The Money Shot – latter day alchemists

Forget turning lead into gold - these days, it's possible to make petrol out of fresh air
"the cleverdicks at AFS have managed to pull this whole crazy stunt off by using renewable energy. Whatever will they think of next?"
  • | by Kristian Dando

Stockton-on-Tees is a town in County Durham sometimes referred to as“the rough end of Middlesbrough.” Well, that was the response The Money Shot got when it asked a local man as part of its customary painstaking research this morning.

But while Stockton might get a rough ride reputation-wise, it’s a place which really punches above its weight when it comes to seismic developments which alter the course of  history.

Way back in 1822, the first rails of George Stephenson's Stockton and Darlington Railway were laid in Stockton. It was the world’s first passenger railway.

But the town has possibly gone one better this week, by doing the almost-unthinkable and turning fresh air into petrol. Yes, really.

Stockton-based company Air Fuel Synthesis has managed to produce five litres of petrol out of thin air, which given the dwindling supplies of petrol underneath the ground that most of us are totally reliant on in some way or another, is quite useful really.

Not that you’d know about it – Britain’s most widely-read dailies have plumped to give greater prominence to stories concerning Simon Cowell ‘dating’ the ex of F1 ace Jenson Button or baby elephants being rescued instead.

What’s more, the cleverdicks at AFS have managed to pull this whole crazy stunt off by using renewable energy. Whatever will they think of next?

The company hopes that within two years it will build a larger, commercial-scale plant capable of producing a ton of petrol a day.
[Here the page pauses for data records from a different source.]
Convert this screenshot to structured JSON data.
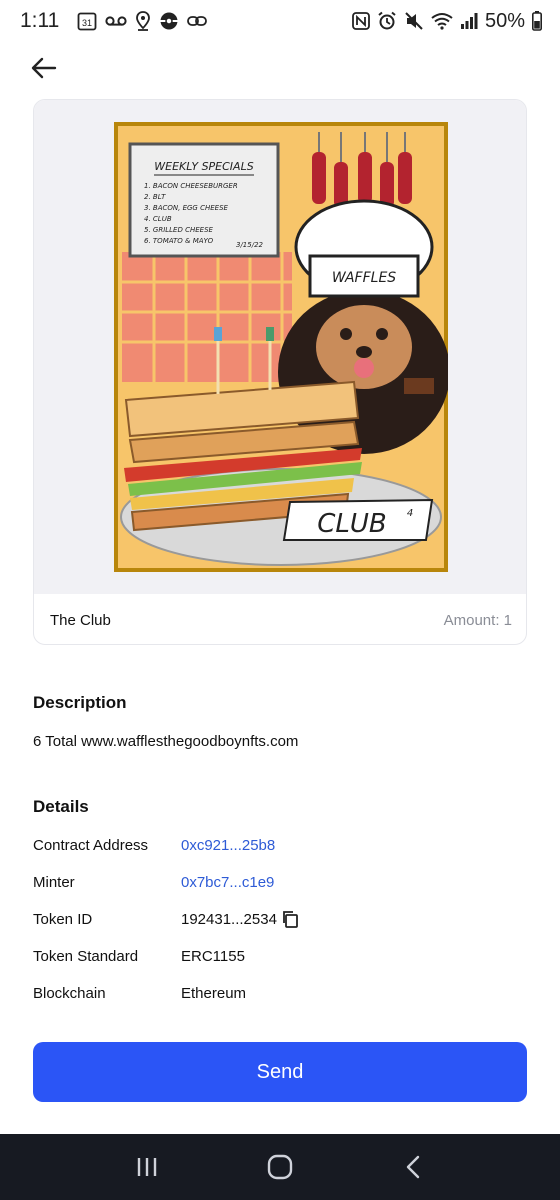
{
  "status_bar": {
    "time": "1:11",
    "calendar_day": "31",
    "battery_percent": "50%",
    "left_icons": [
      "calendar-icon",
      "voicemail-icon",
      "location-icon",
      "pokeball-icon",
      "link-icon"
    ],
    "right_icons": [
      "nfc-icon",
      "alarm-icon",
      "mute-icon",
      "wifi-icon",
      "signal-icon",
      "battery-icon"
    ]
  },
  "header": {
    "back_icon": "arrow-left-icon"
  },
  "nft": {
    "name": "The Club",
    "amount": "Amount: 1",
    "art": {
      "menu_title": "WEEKLY SPECIALS",
      "menu_items": [
        "1. BACON CHEESEBURGER",
        "2. BLT",
        "3. BACON, EGG CHEESE",
        "4. CLUB",
        "5. GRILLED CHEESE",
        "6. TOMATO & MAYO"
      ],
      "menu_date": "3/15/22",
      "hat_text": "WAFFLES",
      "sign_text": "CLUB",
      "sign_number": "4"
    }
  },
  "description": {
    "title": "Description",
    "text": "6 Total www.wafflesthegoodboynfts.com"
  },
  "details": {
    "title": "Details",
    "rows": [
      {
        "label": "Contract Address",
        "value": "0xc921...25b8"
      },
      {
        "label": "Minter",
        "value": "0x7bc7...c1e9"
      },
      {
        "label": "Token ID",
        "value": "192431...2534"
      },
      {
        "label": "Token Standard",
        "value": "ERC1155"
      },
      {
        "label": "Blockchain",
        "value": "Ethereum"
      }
    ]
  },
  "actions": {
    "send_label": "Send"
  },
  "navigation": {
    "icons": [
      "recent-apps-icon",
      "home-icon",
      "back-icon"
    ]
  },
  "colors": {
    "accent": "#2b55f6",
    "link": "#2e5bd6",
    "nav_bar": "#171a22"
  }
}
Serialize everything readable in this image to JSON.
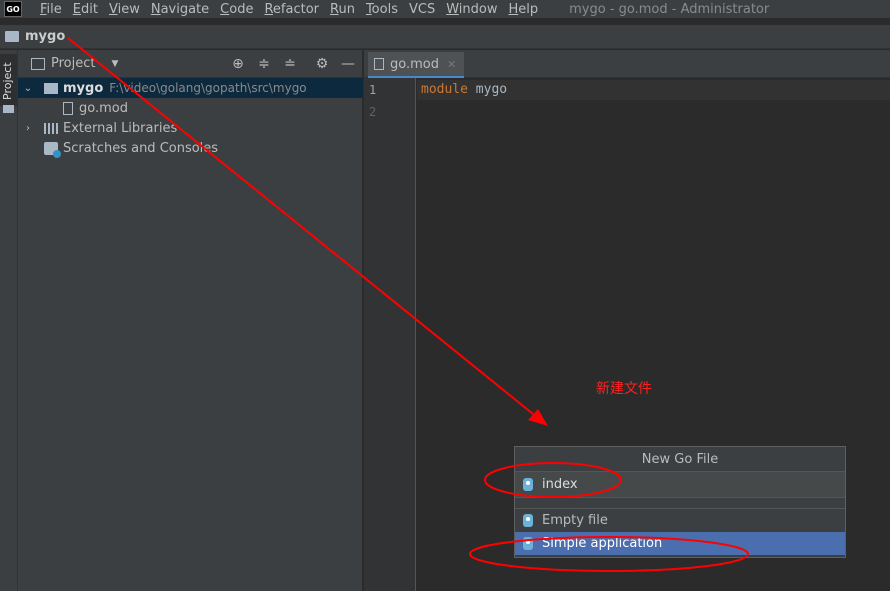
{
  "menubar": {
    "logo": "GO",
    "items": [
      {
        "mnemonic": "F",
        "rest": "ile"
      },
      {
        "mnemonic": "E",
        "rest": "dit"
      },
      {
        "mnemonic": "V",
        "rest": "iew"
      },
      {
        "mnemonic": "N",
        "rest": "avigate"
      },
      {
        "mnemonic": "C",
        "rest": "ode"
      },
      {
        "mnemonic": "R",
        "rest": "efactor"
      },
      {
        "mnemonic": "R",
        "rest": "un"
      },
      {
        "mnemonic": "T",
        "rest": "ools"
      },
      {
        "mnemonic": "",
        "rest": "VCS"
      },
      {
        "mnemonic": "W",
        "rest": "indow"
      },
      {
        "mnemonic": "H",
        "rest": "elp"
      }
    ],
    "window_title": "mygo - go.mod - Administrator"
  },
  "navbar": {
    "project": "mygo"
  },
  "side": {
    "tab_label": "Project"
  },
  "project_panel": {
    "title": "Project",
    "tree": {
      "root_name": "mygo",
      "root_path": "F:\\video\\golang\\gopath\\src\\mygo",
      "file": "go.mod",
      "external": "External Libraries",
      "scratches": "Scratches and Consoles"
    }
  },
  "editor": {
    "tab_label": "go.mod",
    "line_numbers": [
      "1",
      "2"
    ],
    "code": {
      "keyword": "module",
      "name": "mygo"
    }
  },
  "popup": {
    "title": "New Go File",
    "input_value": "index",
    "items": [
      "Empty file",
      "Simple application"
    ]
  },
  "annotation": {
    "text": "新建文件",
    "color": "#ff2020"
  },
  "colors": {
    "accent": "#4b6eaf",
    "annotation": "#ff0000",
    "keyword": "#cc7832"
  }
}
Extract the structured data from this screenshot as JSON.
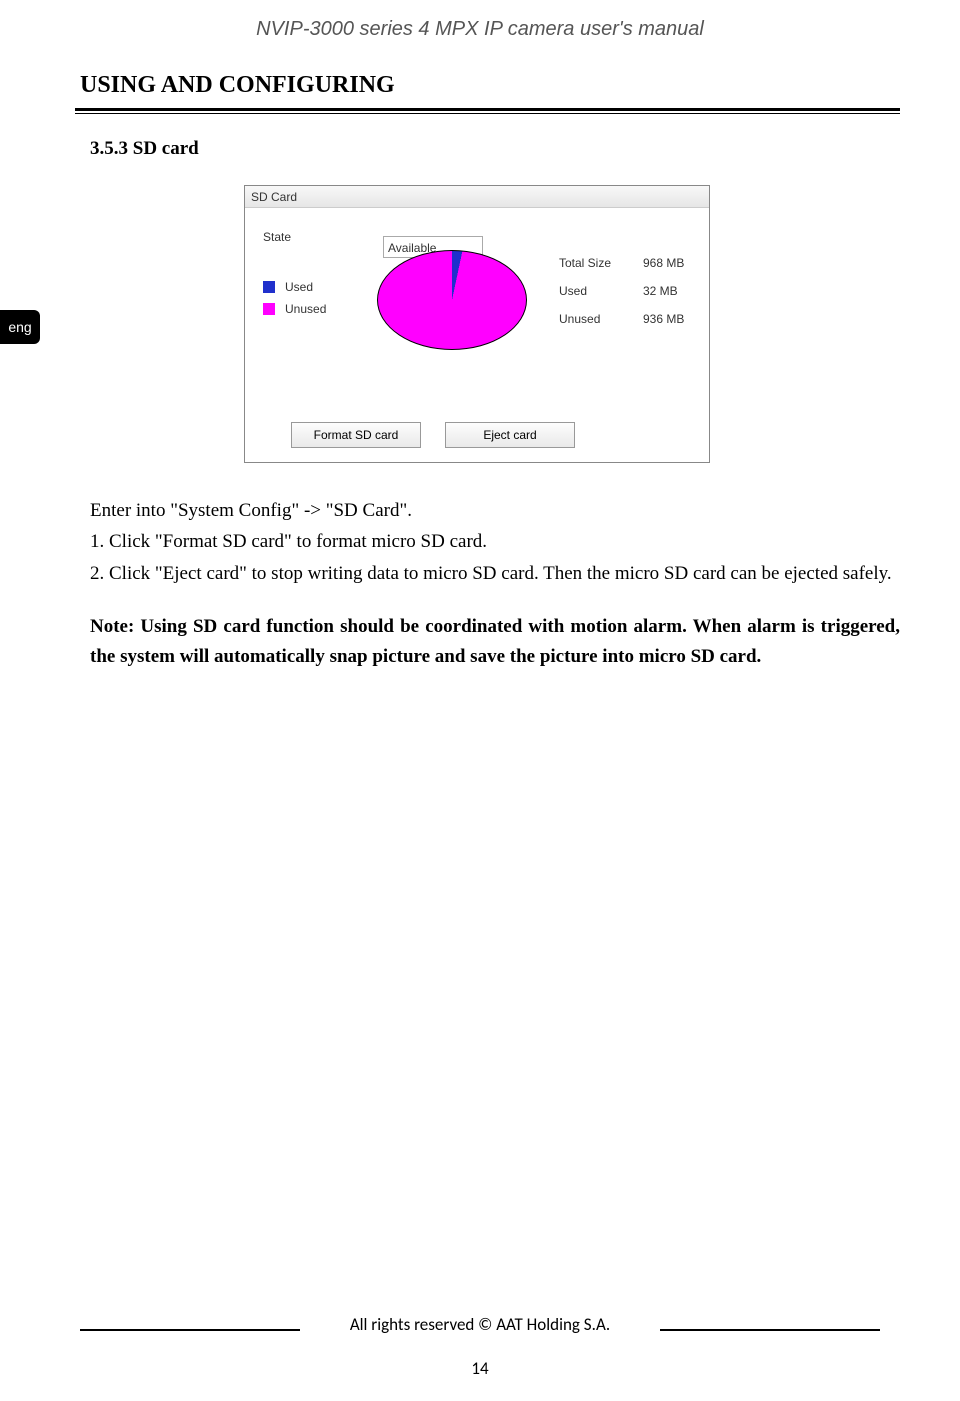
{
  "header_title": "NVIP-3000 series 4 MPX IP camera user's manual",
  "section_heading": "USING AND CONFIGURING",
  "subsection_heading": "3.5.3 SD card",
  "lang_tab": "eng",
  "sdcard": {
    "panel_title": "SD Card",
    "state_label": "State",
    "state_value": "Available",
    "legend_used": "Used",
    "legend_unused": "Unused",
    "stats": {
      "total_label": "Total Size",
      "total_value": "968 MB",
      "used_label": "Used",
      "used_value": "32 MB",
      "unused_label": "Unused",
      "unused_value": "936 MB"
    },
    "btn_format": "Format SD card",
    "btn_eject": "Eject card"
  },
  "chart_data": {
    "type": "pie",
    "title": "SD Card Usage",
    "series": [
      {
        "name": "Used",
        "value": 32,
        "color": "#2030cc"
      },
      {
        "name": "Unused",
        "value": 936,
        "color": "#ff00ff"
      }
    ],
    "total": 968,
    "unit": "MB"
  },
  "body": {
    "p0": "Enter into \"System Config\" -> \"SD Card\".",
    "p1": "1. Click \"Format SD card\" to format micro SD card.",
    "p2": "2. Click \"Eject card\" to stop writing data to micro SD card. Then the micro SD card can be ejected safely.",
    "note": "Note: Using SD card function should be coordinated with motion alarm. When alarm is triggered, the system will automatically snap picture and save the picture into micro SD card."
  },
  "footer_text": "All rights reserved © AAT Holding S.A.",
  "page_number": "14"
}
Air Fuel Synthesis also plans to produce green aviation fuel to make airline travel more carbon neutral.

With the release of a new James Bond film just around the corner, the fuel synthesizing boffins must be casting fearful glances over their shoulder. This sort of caper is just the thing which attracts unwanted attention from maniacal villains’ intent on misappropriating their developments to their own nefarious ends.

Maybe they’ve all been sidetracked by those pictures celebrating National Stockings Day  instead.

NEWS IN BRIEF

Tickets have gone on sale for a big pop concert by veteran ‘rockers’ the Rolling Stones at the 02 in London, with the cheapest seats coming in at £250. Presumably, they can charge that much as there’s a very real chance of watching one of the grizzled ‘Suck on the Jugular’ hitmakers die live on stage.

In further pop news, confused customers of Ticketmaster have received emails bearing the troubling news that they’d bought ‘VIP’ tickets to a concert from irritating American pop punk troupe Bowling For Soup in Leeds.

In stating-the-obvious news, the BBC reported that it’s getting quite expensive to go and watch association football these days.

The Treasury Committee has criticised the Financial Services Authority, saying that it "should and could" have intervened in RBS’ hubristic takeover of Dutch Bank ABN Amro in 2007, which is all well and good but about five years too late really.

Speaking of RBS, Richard Branson (who presumably has a newfound spring in his step after being vindicated over the West Coast Mainline debacle) is lurking in the wings ready to pounce on some of the bank’s assets after a deal to flog them to Santander fell through.

In very much the same way you or I would ‘set aside’ a bit of money to pay the milkman, global uberbank Barclays has done the same with about £700m for more PPI claims. That sound you can hear, by the way, is that of the PPI claimback industry rubbing its hands with glee.

On Covered mag this week

There was all sorts of energy-related conjecture – Kristian Dando pondered fixed price energy tariffs. He then proceeded to chew over David Cameron’s in-no-way-made-up-on-the-hoof-like-something-off-The Thick of It energy proposals.

There was this article from Jon Severs on pet insurance, featuring a charming picture of a chocolate Labrador doing a convincing impression of a late 1980s satellite dish.

Struggling for ideas for Halloween? Then try these cheap, meme-tastic ideas. The Tetris costume is piquing the Money Shot’s interest, but it’s typically dishevelled appearance would probably lend itself better to The Dude.

AND FINALLY

Roundabout buffs across the country have been getting into an almighty lather about the UK Roundabout Appreciation Society’s 2013 calendar, hot off the press this week.

Considered by those in the know as the Pirelli Calendar of the gyratory traffic solutions world, this year’s edition features the winner of the Best Roundabout in Britain on the cover.

The roundabout in question can be found in the middle of a housing estate in York, and features a fully-functioning 18th century windmill in the centre. It’s  bound to get roundabout enthusiasts everywhere hot under the collar.

Kevin Beresford, president of UKRAS, said: "York's residents should feel very proud to live in the home of such a beautiful and well preserved piece of industrial history.

"I have to admit I've travelled from John O'Groats to Lands End in my search for the perfect Holy Grail Gyratory and now I think I've found it in the city of York,” he continued, getting all misty-eyed.